Beacon Lesson Plan Library
Exercise Those Statistics!
Kevin Holland Santa Rosa District Schools
Description
This activity is designed to reinforce the statistical concepts of mean, median, mode, and histograms. Students collect data by measuring their pulse rates through different activities.
Objectives
Solves realworld and mathematical problems involving estimates of measurements including length, time, weight/mass, temperature, money, perimeter, area, volume, and estimates the effects of measurement errors on calculations.
Interprets data that has been collected, organized, and displayed in charts, tables, plots.
Calculates measures of central tendency (mean, median, mode)and dispersion (range, standard deviation, and varience) for complex sets of data and determines the most meaningful measure to describe the data.
Materials
Worksheet for each student
Rulers
Poster board and Markers
A good introductory video on statistics that discusses basic statistical vocabulary
Calculators
Preparations
1. Optional:Obtain a copy of the introductory statistics video.
2. Optional:Obtain VCR/Television for the class period.
3. Copy worksheets for all students.
4. Obtain a stop watch.
5. Introduce students to the concepts of mean, median, mode, and histograms.
Procedures
Prior Knowledge: Students will have a basic understanding of the statistical terms of mean, median, mode, and histograms to the class.
1. Hook your students with the statement of Today, we are going to exercise your statistical muscle!
2. If available, show a video on statistics to refresh or introduce the basic statistical vocabulary that will be used today.
3. Explain to students that statistics are found in all areas of life.

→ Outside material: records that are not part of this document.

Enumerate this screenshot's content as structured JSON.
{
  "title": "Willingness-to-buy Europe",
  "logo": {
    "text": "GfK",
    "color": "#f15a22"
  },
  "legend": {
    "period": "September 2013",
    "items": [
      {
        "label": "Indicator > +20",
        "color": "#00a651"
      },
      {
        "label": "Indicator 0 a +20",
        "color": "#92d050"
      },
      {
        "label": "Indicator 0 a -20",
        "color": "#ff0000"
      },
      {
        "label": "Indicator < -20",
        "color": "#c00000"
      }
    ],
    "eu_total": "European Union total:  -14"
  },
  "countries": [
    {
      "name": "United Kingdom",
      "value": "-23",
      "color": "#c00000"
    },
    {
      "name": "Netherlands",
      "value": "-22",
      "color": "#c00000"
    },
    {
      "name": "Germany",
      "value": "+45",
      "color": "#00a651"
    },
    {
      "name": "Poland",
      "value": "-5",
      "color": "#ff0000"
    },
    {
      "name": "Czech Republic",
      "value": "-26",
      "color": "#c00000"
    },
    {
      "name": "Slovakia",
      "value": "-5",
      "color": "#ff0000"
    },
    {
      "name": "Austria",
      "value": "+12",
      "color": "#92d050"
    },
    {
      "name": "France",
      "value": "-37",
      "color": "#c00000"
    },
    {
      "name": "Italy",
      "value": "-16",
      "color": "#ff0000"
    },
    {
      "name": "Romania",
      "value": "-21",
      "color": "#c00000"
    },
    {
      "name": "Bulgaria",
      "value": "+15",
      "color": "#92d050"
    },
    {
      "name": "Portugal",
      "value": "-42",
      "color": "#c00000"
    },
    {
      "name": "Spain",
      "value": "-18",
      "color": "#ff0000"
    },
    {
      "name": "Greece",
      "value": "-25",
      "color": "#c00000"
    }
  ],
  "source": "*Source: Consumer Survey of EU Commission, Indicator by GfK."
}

Ask students for some examples. (ex: election results, health studies, test scores . . .)
4. Pass out worksheets to students and complete the definitions as a class.
5. Explain how we can have different examples of central tendency: mean, median, or mode. Explain how one measurement will better reflect the data that is collected.

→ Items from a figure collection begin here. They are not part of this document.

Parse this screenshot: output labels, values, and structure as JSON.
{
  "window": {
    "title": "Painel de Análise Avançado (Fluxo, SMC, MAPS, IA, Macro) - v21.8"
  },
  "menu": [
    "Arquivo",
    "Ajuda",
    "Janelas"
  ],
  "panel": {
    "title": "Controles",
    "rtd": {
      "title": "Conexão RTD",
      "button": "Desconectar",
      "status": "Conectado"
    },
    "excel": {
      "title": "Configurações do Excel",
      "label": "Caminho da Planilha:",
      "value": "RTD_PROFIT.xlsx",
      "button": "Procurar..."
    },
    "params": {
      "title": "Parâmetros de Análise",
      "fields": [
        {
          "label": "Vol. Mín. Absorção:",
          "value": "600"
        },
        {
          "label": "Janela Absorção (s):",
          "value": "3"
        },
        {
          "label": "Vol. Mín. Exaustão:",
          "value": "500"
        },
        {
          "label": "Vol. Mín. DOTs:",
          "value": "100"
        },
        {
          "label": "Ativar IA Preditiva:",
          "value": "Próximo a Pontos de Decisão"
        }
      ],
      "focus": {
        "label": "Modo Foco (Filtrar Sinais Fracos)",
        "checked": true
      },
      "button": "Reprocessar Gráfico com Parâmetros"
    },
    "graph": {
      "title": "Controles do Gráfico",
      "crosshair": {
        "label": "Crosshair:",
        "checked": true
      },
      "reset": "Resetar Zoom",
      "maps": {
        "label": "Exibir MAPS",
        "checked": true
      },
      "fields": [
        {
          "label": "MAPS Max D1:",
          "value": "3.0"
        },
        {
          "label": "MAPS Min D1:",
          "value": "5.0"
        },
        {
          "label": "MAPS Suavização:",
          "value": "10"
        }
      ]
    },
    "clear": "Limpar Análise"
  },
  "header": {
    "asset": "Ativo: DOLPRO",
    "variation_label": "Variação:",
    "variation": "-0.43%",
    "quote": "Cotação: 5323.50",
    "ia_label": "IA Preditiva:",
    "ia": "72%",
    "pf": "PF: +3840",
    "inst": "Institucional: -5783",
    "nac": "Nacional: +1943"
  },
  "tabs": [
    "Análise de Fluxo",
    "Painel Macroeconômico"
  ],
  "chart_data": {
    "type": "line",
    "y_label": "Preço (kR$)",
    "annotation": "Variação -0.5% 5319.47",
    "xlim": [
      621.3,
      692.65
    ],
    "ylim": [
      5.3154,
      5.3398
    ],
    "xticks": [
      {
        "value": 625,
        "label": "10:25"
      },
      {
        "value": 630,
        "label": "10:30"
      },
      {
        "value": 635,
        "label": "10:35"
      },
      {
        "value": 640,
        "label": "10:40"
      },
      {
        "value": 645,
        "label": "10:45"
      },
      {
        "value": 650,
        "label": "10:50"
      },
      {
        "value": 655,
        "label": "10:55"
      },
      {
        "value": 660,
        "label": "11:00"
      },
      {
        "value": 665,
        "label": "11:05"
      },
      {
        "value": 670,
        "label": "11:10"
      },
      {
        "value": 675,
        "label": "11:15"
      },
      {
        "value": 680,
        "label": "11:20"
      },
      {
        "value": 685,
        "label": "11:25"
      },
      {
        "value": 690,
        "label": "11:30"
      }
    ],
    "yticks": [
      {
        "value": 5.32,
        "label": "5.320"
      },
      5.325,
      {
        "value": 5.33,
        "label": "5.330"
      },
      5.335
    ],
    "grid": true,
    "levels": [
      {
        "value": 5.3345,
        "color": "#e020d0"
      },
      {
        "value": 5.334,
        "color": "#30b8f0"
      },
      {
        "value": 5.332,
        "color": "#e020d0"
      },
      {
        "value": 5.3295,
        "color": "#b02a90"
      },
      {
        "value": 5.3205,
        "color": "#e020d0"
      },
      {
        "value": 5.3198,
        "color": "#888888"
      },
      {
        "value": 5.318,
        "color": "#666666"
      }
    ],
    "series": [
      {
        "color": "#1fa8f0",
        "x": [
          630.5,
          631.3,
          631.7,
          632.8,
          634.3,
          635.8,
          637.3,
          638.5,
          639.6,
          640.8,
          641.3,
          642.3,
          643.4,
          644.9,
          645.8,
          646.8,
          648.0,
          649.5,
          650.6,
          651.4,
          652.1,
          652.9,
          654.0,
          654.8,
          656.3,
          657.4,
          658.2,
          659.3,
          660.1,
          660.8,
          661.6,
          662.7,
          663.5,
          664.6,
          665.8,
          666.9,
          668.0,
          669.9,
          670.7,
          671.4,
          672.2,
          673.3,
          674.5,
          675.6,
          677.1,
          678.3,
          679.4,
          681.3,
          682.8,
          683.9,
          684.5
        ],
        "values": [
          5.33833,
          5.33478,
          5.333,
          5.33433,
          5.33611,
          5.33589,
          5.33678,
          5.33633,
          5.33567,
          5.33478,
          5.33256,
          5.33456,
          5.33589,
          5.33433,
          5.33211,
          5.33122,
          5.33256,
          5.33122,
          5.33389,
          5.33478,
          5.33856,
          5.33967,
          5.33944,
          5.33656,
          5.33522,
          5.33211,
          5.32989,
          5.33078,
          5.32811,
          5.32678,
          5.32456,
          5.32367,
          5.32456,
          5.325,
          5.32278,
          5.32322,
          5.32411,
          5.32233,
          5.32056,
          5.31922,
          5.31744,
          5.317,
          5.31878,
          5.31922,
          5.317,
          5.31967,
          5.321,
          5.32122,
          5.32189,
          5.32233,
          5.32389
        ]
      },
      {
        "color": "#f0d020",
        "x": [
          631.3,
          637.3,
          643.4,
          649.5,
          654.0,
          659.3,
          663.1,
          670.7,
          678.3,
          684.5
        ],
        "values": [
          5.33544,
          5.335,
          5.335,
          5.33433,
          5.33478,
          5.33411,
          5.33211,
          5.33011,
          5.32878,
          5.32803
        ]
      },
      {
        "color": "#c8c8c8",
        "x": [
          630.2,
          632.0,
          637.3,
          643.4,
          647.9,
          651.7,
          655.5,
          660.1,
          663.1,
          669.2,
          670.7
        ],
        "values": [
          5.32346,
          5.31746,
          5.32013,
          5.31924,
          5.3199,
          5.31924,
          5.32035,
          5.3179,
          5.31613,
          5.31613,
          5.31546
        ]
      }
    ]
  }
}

6. Work the histogram problem together. Model good graphing skills such as naming the graph, evenly spaced and marked axis, and neat connected bars.
7. Tell the students: You will now begin collecting student data to analyze for the rest of the worksheet. Students measure their pulses for one minute after 4 different activities. Begin by having students close their eyes and sit still for several minutes. After several minutes have passed, have the students quietly find their pulse point and count their pulses for one minute. Have students write their pulse rates down on the worksheet.

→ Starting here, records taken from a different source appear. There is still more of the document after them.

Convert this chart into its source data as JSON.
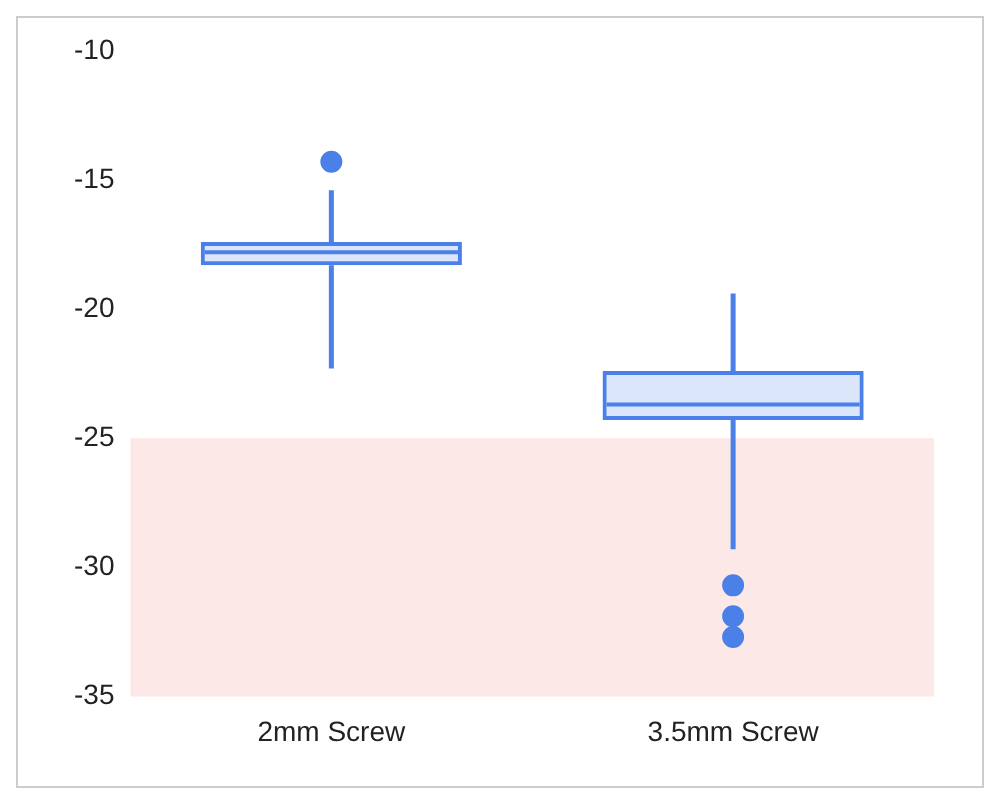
{
  "chart_data": {
    "type": "box",
    "categories": [
      "2mm Screw",
      "3.5mm Screw"
    ],
    "series": [
      {
        "color": "#4a80e8",
        "boxes": [
          {
            "low": -22.3,
            "q1": -18.3,
            "median": -17.8,
            "q3": -17.4,
            "high": -15.4,
            "outliers": [
              -14.3
            ]
          },
          {
            "low": -29.3,
            "q1": -24.3,
            "median": -23.7,
            "q3": -22.4,
            "high": -19.4,
            "outliers": [
              -30.7,
              -31.9,
              -32.7
            ]
          }
        ]
      }
    ],
    "ylim": [
      -35,
      -10
    ],
    "yticks": [
      -35,
      -30,
      -25,
      -20,
      -15,
      -10
    ],
    "bands": [
      {
        "axis": "y",
        "from": -35,
        "to": -25,
        "color": "#fce8e6"
      }
    ],
    "grid": false,
    "legend": false
  }
}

8. Now, have students stand and talk to others around them, but they are not allowed to walk around. After several minutes, have students quietly find their pulse points and count their pulses for one minute. Have students write their pulse rates down on the worksheet.
9. Now, have students walk briskly in place for two or three minutes. After several minutes, have students record their pulse rates and write it down.
10. For the final activity, we want the students to increase their pulse rates further. There are several activities that you can do depending on your teaching situation. The students could jog in place, do jumping jacks, or speed walk around the outside of the school. You just need an activity that will increase their pulse rates. After several minutes of the activity, have students record their pulse rates and write them down.
11. Have students collect at least 20 other students’ data for the four activities and analyze their data according to the questions on the worksheet.
12. Have the students construct two histograms: one of the resting pulse rate and one of the last activity. You may want to select, as a class, the width of the classes on the histograms.
13. Summarize the activity by discussing which measures describe the data the best. Discuss the differences between the two histograms.
14. As an optional activity, have students, as a group, collect an entire class set of data and display the data on a piece of poster board. Have students present their poster boards in front of the class or display the poster boards around the room.
Assessments
Observe students' responses to different questions throughout the discussion of the topic. Students’ work can be graded by numeric value or by the attached rubric assessment. You may also wish to give a group grade for the histogram poster.
Extensions
Students can plan, conduct, and analyze other experiments that produce data. Students can continue using the data collected to discuss the concepts of dispersion (range, standard deviation, and variance).